At U.S. colleges, admission policies vary from school to school
The admission requirements for students educated outside the U.S. educational system will vary from institution to institution. The educational preparation that is required to apply to a university in your own country will usually enable you to apply to a U.S. college or university. Since U.S. colleges and universities have the authority to determine their own admission and advanced-standing policies, you should always ask each institution what specific educational qualifications they require from students educated in your country. TOEFL scores are commonly required of students whose first language is not English.
American universities use three academic calendars
U.S. colleges operate on three main types of academic calendars to divide the year into academic terms called semesters, trimesters, and quarters. The academic year at colleges in the U.S. is approximately nine months long, no matter how it is divided. The semester system divides the school year in half, resulting in fall and spring semesters. It is used by about 70 percent of U.S. colleges. Schools that use the trimester and quarter systems divide the same nine months into three 3-month terms.
During the summer term at American colleges, the fourth quarter in the quarter system, enrollment in classes is usually optional. For most institutions the academic year runs from late August or September to May or June. Increasingly, many schools operate all year long. Students in a U.S.A. university can often pay their tuition to take courses over the summer term.

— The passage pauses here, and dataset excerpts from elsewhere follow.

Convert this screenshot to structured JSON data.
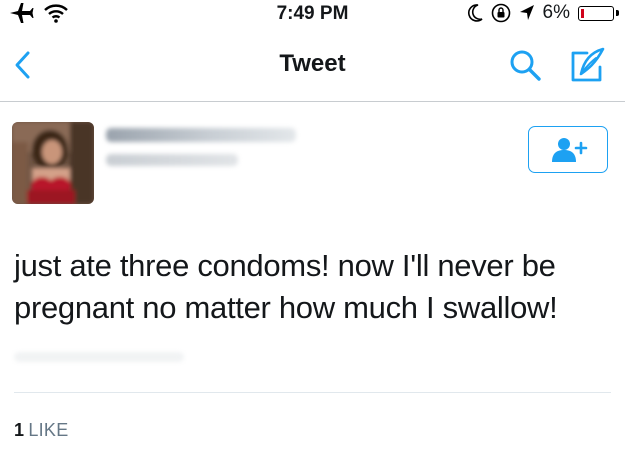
{
  "status_bar": {
    "time": "7:49 PM",
    "battery_percent": "6%",
    "battery_color": "#d0021b",
    "icons": [
      "airplane-icon",
      "wifi-icon",
      "moon-icon",
      "orientation-lock-icon",
      "location-icon",
      "battery-icon"
    ]
  },
  "nav": {
    "title": "Tweet",
    "accent_color": "#1da1f2",
    "icons": [
      "back-chevron-icon",
      "search-icon",
      "compose-icon"
    ]
  },
  "tweet": {
    "text": "just ate three condoms! now I'll never be pregnant no matter how much I swallow!",
    "like_count": "1",
    "like_label": "LIKE"
  }
}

There are usually two examination periods in each term, one in the middle and one again at the end. Holiday schedules at American colleges vary with each school, but there are usually a number of short holidays in each term, a longer break in December and January, and a week-long vacation period in the early spring. International students who want or need to stay on campus during holiday periods at American universities should find out from the housing office if this is possible and if there is any additional charge.